Earlier, Lightwheel AI was also invited to join the Newton Technical Steering Committee, working with giants like NVIDIA, DeepMind, Disney, and Toyota to jointly formulate global underlying standards for physical simulation.

From an industry participant to a co-creator of rules, if this transition is completed, Lightwheel AI will no longer be just a data service provider, but a new infrastructure interface for the Physical AI era — capable of supporting robots from R&D and training to evaluation and deployment, all running on its infrastructure.

Lightwheel AI's "Hidden Reefs"

Lightwheel AI's layout, on the surface, is a series of superimposed collaborations, but underneath lies a systematic thought process about "how data drives the deployment of Physical AI."

However, whether this logic can truly form a closed loop depends on multiple variables.

For example, is simulation evaluation a fundamental industry need, or a "defined need"?

Lightwheel AI places RoboFinals at the core of its strategy, based on the premise that large-scale, standardized simulation evaluation is the most urgent need for the Physical AI industry. However, this judgment may not be a consensus within the industry.

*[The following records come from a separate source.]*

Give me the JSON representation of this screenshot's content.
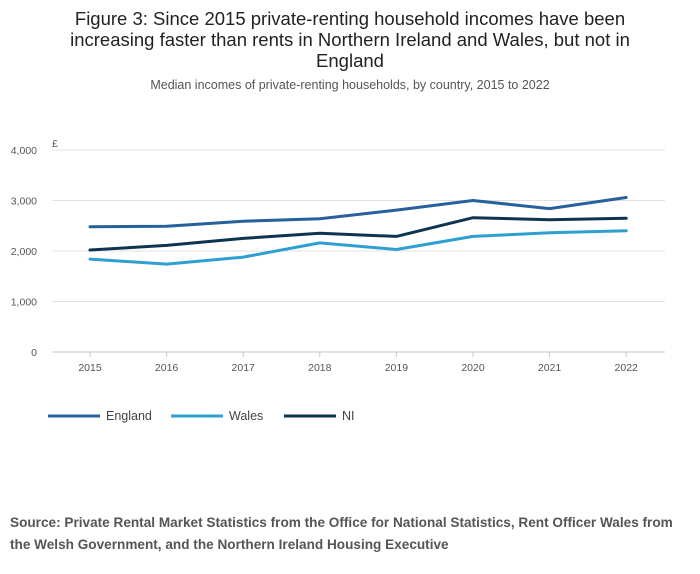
{
  "title": "Figure 3: Since 2015 private-renting household incomes have been increasing faster than rents in Northern Ireland and Wales, but not in England",
  "subtitle": "Median incomes of private-renting households, by country, 2015 to 2022",
  "source": "Source: Private Rental Market Statistics from the  Office for National Statistics, Rent Officer Wales from the  Welsh Government, and the Northern Ireland Housing Executive",
  "chart_data": {
    "type": "line",
    "title": "Figure 3: Since 2015 private-renting household incomes have been increasing faster than rents in Northern Ireland and Wales, but not in England",
    "subtitle": "Median incomes of private-renting households, by country, 2015 to 2022",
    "ylabel": "£",
    "xlabel": "",
    "categories": [
      "2015",
      "2016",
      "2017",
      "2018",
      "2019",
      "2020",
      "2021",
      "2022"
    ],
    "ylim": [
      0,
      4000
    ],
    "yticks": [
      0,
      1000,
      2000,
      3000,
      4000
    ],
    "ytick_labels": [
      "0",
      "1,000",
      "2,000",
      "3,000",
      "4,000"
    ],
    "grid": true,
    "legend_position": "bottom-left",
    "series": [
      {
        "name": "England",
        "color": "#27609a",
        "values": [
          2480,
          2490,
          2590,
          2640,
          2810,
          3000,
          2840,
          3060
        ]
      },
      {
        "name": "Wales",
        "color": "#2e9fd1",
        "values": [
          1840,
          1740,
          1880,
          2160,
          2030,
          2290,
          2360,
          2400
        ]
      },
      {
        "name": "NI",
        "color": "#0e3550",
        "values": [
          2020,
          2110,
          2250,
          2350,
          2290,
          2660,
          2620,
          2650
        ]
      }
    ]
  }
}
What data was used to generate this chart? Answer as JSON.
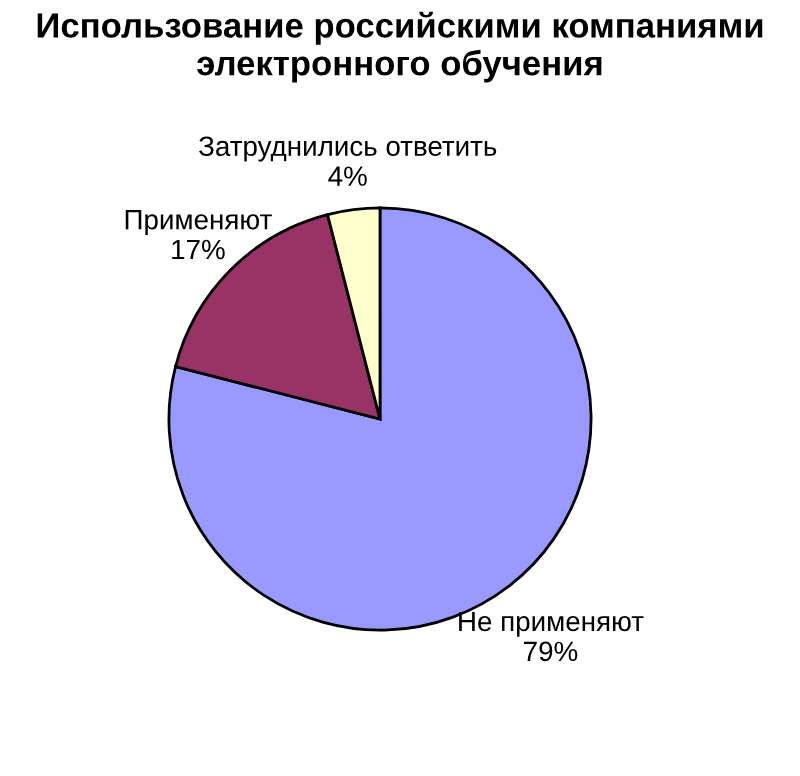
{
  "chart_data": {
    "type": "pie",
    "title": "Использование российскими компаниями\nэлектронного обучения",
    "categories": [
      "Не применяют",
      "Применяют",
      "Затруднились ответить"
    ],
    "values": [
      79,
      17,
      4
    ],
    "value_labels": [
      "79%",
      "17%",
      "4%"
    ],
    "colors": [
      "#9999ff",
      "#993366",
      "#ffffcc"
    ]
  }
}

Wang Zhongyuan, Director of the Beijing Academy of Artificial Intelligence (BAAI), stated bluntly that while testing based on simulation environments is convenient, there is a clear gap compared to real application scenarios. Switching to real machine testing brings new problems, such as scene fidelity and hardware differences between devices, which can affect the fairness and objectivity of the evaluation.

Especially in the physical world, robots are highly sensitive to environmental details. "Even a slight misalignment in a screw installation can significantly reduce the success rate of equipment operation. Sometimes, it's mistakenly thought to be a model problem, but everything returns to normal after resetting the part," pointed out Xu Huazhe, founder of Pocoo Robot.

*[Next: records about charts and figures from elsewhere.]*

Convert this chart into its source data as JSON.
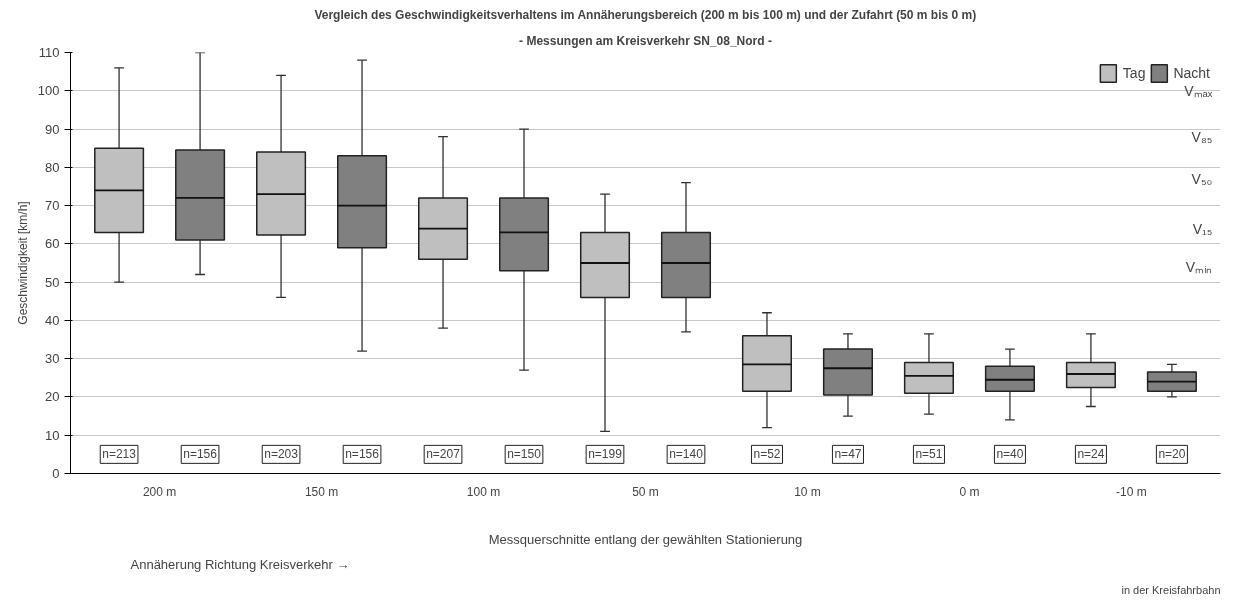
{
  "chart_data": {
    "type": "box",
    "title": "Vergleich des Geschwindigkeitsverhaltens im Annäherungsbereich (200 m bis 100 m) und der Zufahrt (50 m bis 0 m)",
    "subtitle": "- Messungen am Kreisverkehr SN_08_Nord -",
    "ylabel": "Geschwindigkeit [km/h]",
    "xlabel": "Messquerschnitte entlang der gewählten Stationierung",
    "categories": [
      "200 m",
      "150 m",
      "100 m",
      "50 m",
      "10 m",
      "0 m",
      "-10 m"
    ],
    "series": [
      {
        "name": "Tag",
        "color": "#bfbfbf",
        "boxes": [
          {
            "low": 50,
            "q1": 63,
            "median": 74,
            "q3": 85,
            "high": 106
          },
          {
            "low": 46,
            "q1": 62.3,
            "median": 73,
            "q3": 84,
            "high": 104
          },
          {
            "low": 38,
            "q1": 56,
            "median": 64,
            "q3": 72,
            "high": 88
          },
          {
            "low": 11,
            "q1": 46,
            "median": 55,
            "q3": 63,
            "high": 73
          },
          {
            "low": 12,
            "q1": 21.5,
            "median": 28.5,
            "q3": 36,
            "high": 42
          },
          {
            "low": 15.5,
            "q1": 21,
            "median": 25.5,
            "q3": 29,
            "high": 36.5
          },
          {
            "low": 17.5,
            "q1": 22.5,
            "median": 26,
            "q3": 29,
            "high": 36.5
          }
        ]
      },
      {
        "name": "Nacht",
        "color": "#808080",
        "boxes": [
          {
            "low": 52,
            "q1": 61,
            "median": 72,
            "q3": 84.5,
            "high": 110
          },
          {
            "low": 32,
            "q1": 59,
            "median": 70,
            "q3": 83,
            "high": 108
          },
          {
            "low": 27,
            "q1": 53,
            "median": 63,
            "q3": 72,
            "high": 90
          },
          {
            "low": 37,
            "q1": 46,
            "median": 55,
            "q3": 63,
            "high": 76
          },
          {
            "low": 15,
            "q1": 20.5,
            "median": 27.5,
            "q3": 32.5,
            "high": 36.5
          },
          {
            "low": 14,
            "q1": 21.5,
            "median": 24.5,
            "q3": 28,
            "high": 32.5
          },
          {
            "low": 20,
            "q1": 21.5,
            "median": 24,
            "q3": 26.5,
            "high": 28.5
          }
        ]
      }
    ],
    "ylim": [
      0,
      110
    ],
    "yticks": [
      0,
      10,
      20,
      30,
      40,
      50,
      60,
      70,
      80,
      90,
      100,
      110
    ],
    "grid": "y",
    "legend": "top right",
    "annotations": [
      "n=213",
      "n=156",
      "n=203",
      "n=156",
      "n=207",
      "n=150",
      "n=199",
      "n=140",
      "n=52",
      "n=47",
      "n=51",
      "n=40",
      "n=24",
      "n=20",
      "Annäherung Richtung Kreisverkehr →",
      "in der Kreisfahrbahn",
      "Vₘₐₓ",
      "V₈₅",
      "V₅₀",
      "V₁₅",
      "Vₘᵢₙ"
    ]
  }
}
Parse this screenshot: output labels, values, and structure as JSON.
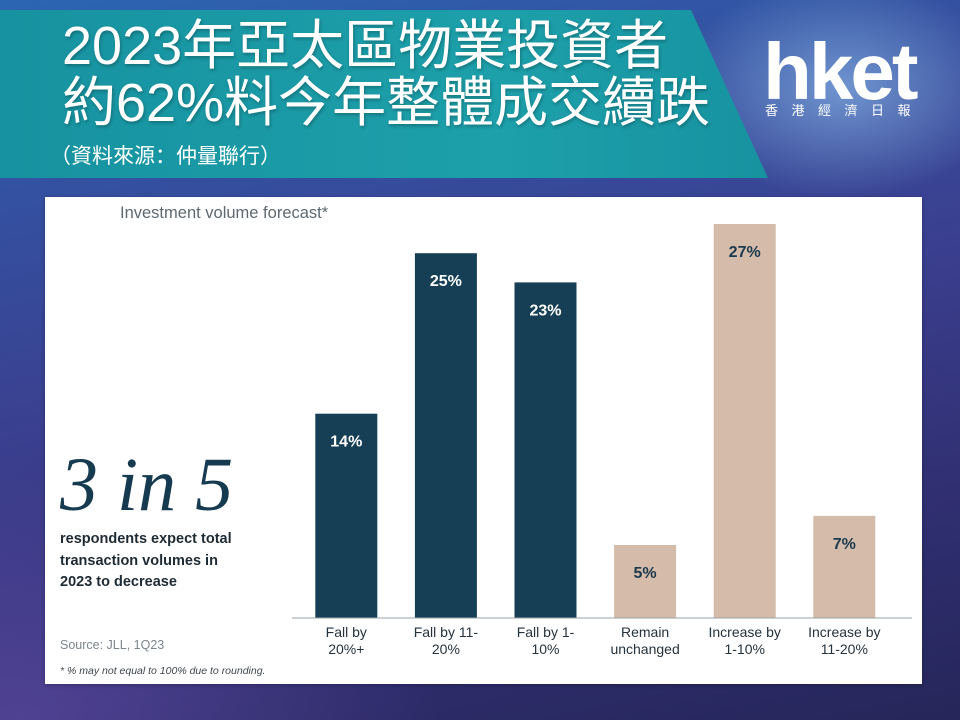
{
  "header": {
    "headline_lines": [
      "2023年亞太區物業投資者",
      "約62%料今年整體成交續跌"
    ],
    "source": "（資料來源：仲量聯行）"
  },
  "logo": {
    "wordmark": "hket",
    "tagline": "香港經濟日報"
  },
  "colors": {
    "banner": "#1da0aa",
    "banner_dark": "#1792a0",
    "callout": "#163a50"
  },
  "chart_data": {
    "type": "bar",
    "title": "Investment volume forecast*",
    "categories": [
      "Fall by 20%+",
      "Fall by 11-20%",
      "Fall by 1-10%",
      "Remain unchanged",
      "Increase by 1-10%",
      "Increase by 11-20%"
    ],
    "values": [
      14,
      25,
      23,
      5,
      27,
      7
    ],
    "data_labels": [
      "14%",
      "25%",
      "23%",
      "5%",
      "27%",
      "7%"
    ],
    "colors": [
      "#163f55",
      "#163f55",
      "#163f55",
      "#d5bba9",
      "#d5bba9",
      "#d5bba9"
    ],
    "data_label_colors": [
      "#ffffff",
      "#ffffff",
      "#ffffff",
      "#1c3a4e",
      "#1c3a4e",
      "#1c3a4e"
    ],
    "ylim": [
      0,
      27
    ],
    "grid": false,
    "legend": "none",
    "callout": {
      "figure": "3 in 5",
      "text_lines": [
        "respondents expect total",
        "transaction volumes in",
        "2023 to decrease"
      ]
    },
    "source": "Source: JLL, 1Q23",
    "footnote": "* % may not equal to 100% due to rounding."
  }
}
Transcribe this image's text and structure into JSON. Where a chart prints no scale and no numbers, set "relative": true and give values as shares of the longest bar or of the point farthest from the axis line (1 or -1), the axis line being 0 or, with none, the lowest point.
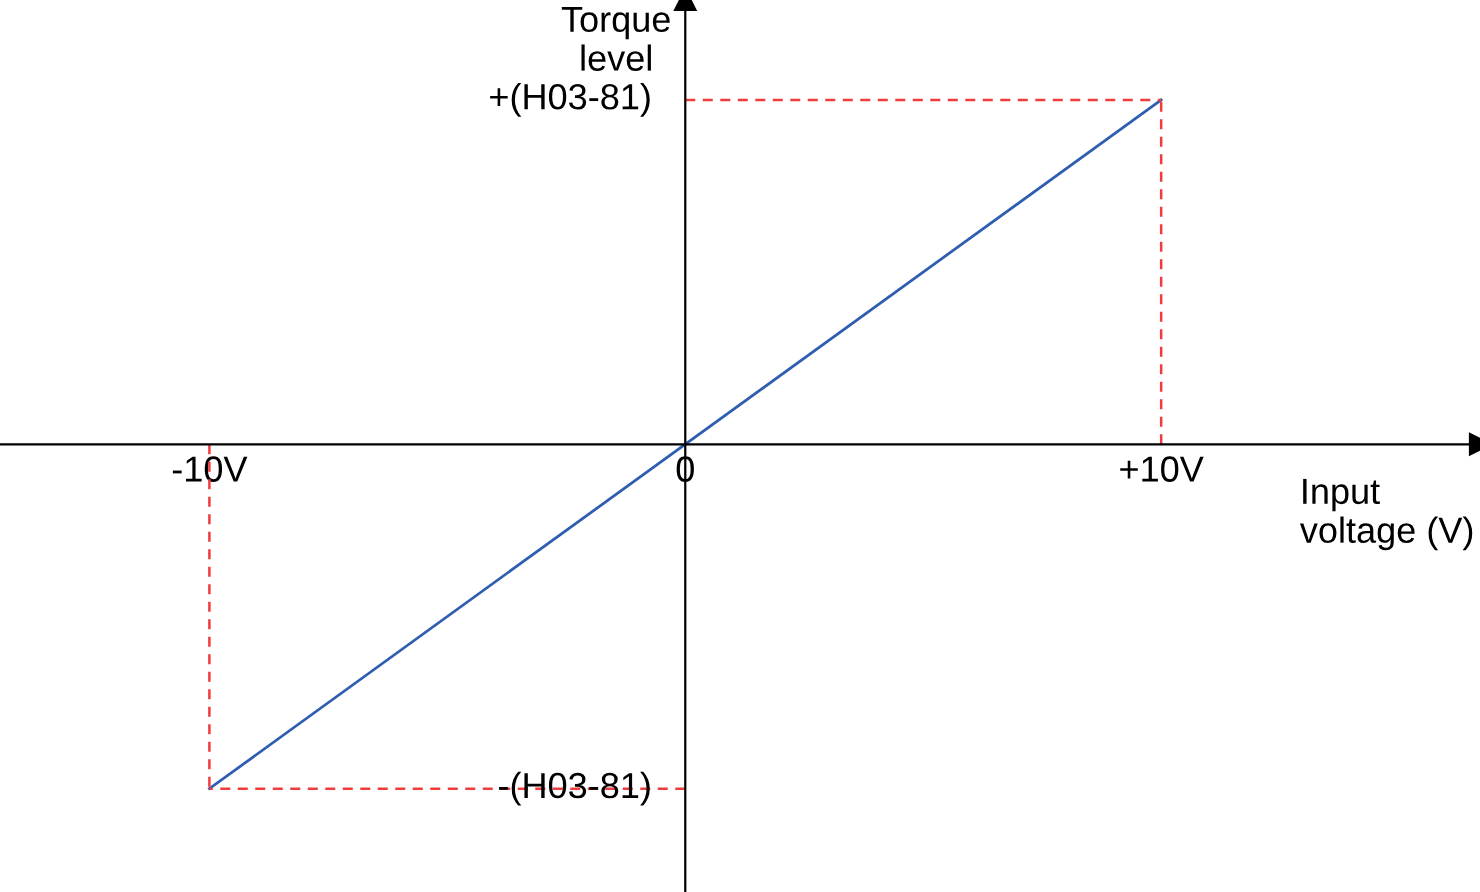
{
  "chart_data": {
    "type": "line",
    "xlabel": "Input\nvoltage (V)",
    "ylabel": "Torque\nlevel",
    "relative": true,
    "x": [
      -10,
      10
    ],
    "series": [
      {
        "color": "#2f5eb0",
        "values": [
          -1,
          1
        ]
      }
    ],
    "xlim": [
      -14.4,
      16.7
    ],
    "xticks": [
      {
        "value": -10,
        "label": "-10V"
      },
      {
        "value": 0,
        "label": "0"
      },
      {
        "value": 10,
        "label": "+10V"
      }
    ],
    "annotations": [
      "+(H03-81)",
      "-(H03-81)"
    ],
    "ref_lines": [
      {
        "axis": "x",
        "value": -10,
        "color": "#f03c3c",
        "line_style": "dashed"
      },
      {
        "axis": "x",
        "value": 10,
        "color": "#f03c3c",
        "line_style": "dashed"
      }
    ],
    "marker": "none",
    "line_style": "solid"
  }
}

The Physical AI competition is shifting from 'building embodiments' to 'laying infrastructure'

Furthermore, the trust crisis regarding the physical "gap" cannot be ignored.

On one hand, the physical world contains a vast number of details that are difficult to model precisely, such as subtle changes in material friction coefficients, slight variations in ambient lighting, and the accumulation of tolerances in component assembly. These are often simplified or ignored in simulations.

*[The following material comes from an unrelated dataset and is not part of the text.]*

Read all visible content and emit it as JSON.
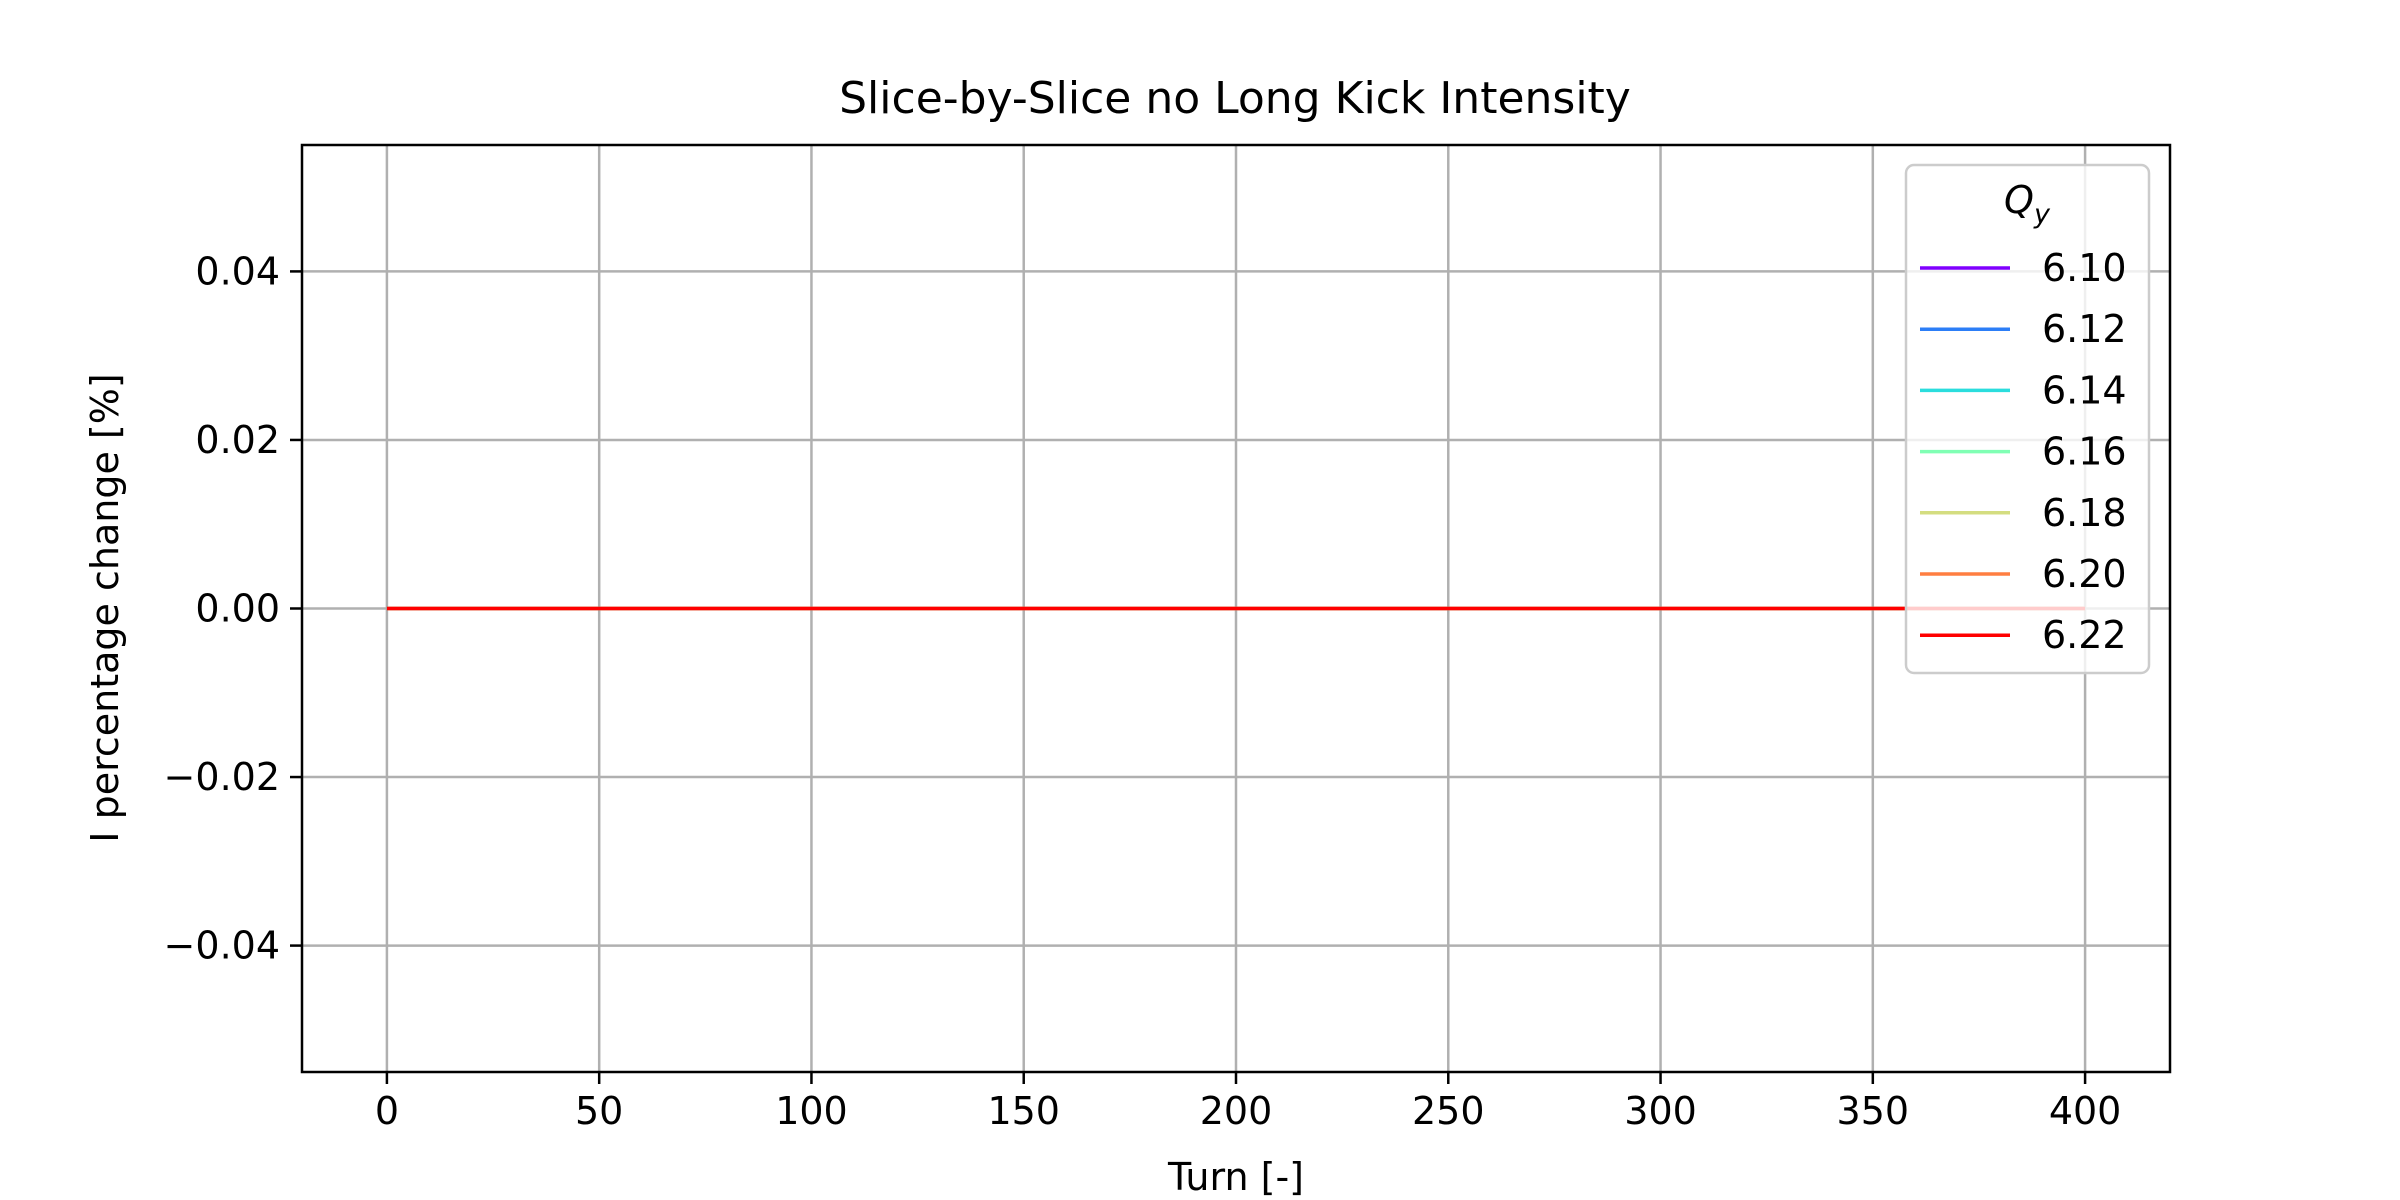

If the simulation produces "physical hallucinations," then the "knowledge" output by the entire "education system" could be wrong, leading robots to learn incorrect operational habits. This is a common vulnerability faced by all simulation companies in the Physical AI industry.

On the other hand, the value of a simulation evaluation platform essentially depends on the "consistency between simulation and reality." If the simulation environment cannot accurately reproduce the physical laws of the real world, high evaluation scores are meaningless.

Moreover, as the cooperation ecosystem continues to expand, how Lightwheel AI maintains focus on its core business amidst a broad network of collaborations while effectively integrating resources from various parties is also an unavoidable issue.

There are no ready-made answers to these challenges. The only certainty is that Lightwheel AI has completed its strategic positioning in the chaotic early stages of Physical AI.

As for the final outcome — whether this four-in-one layout of "Data + Simulation + Evaluation + Standards" will become the infrastructure of the Physical AI era or merely a carefully constructed narrative game — time will tell.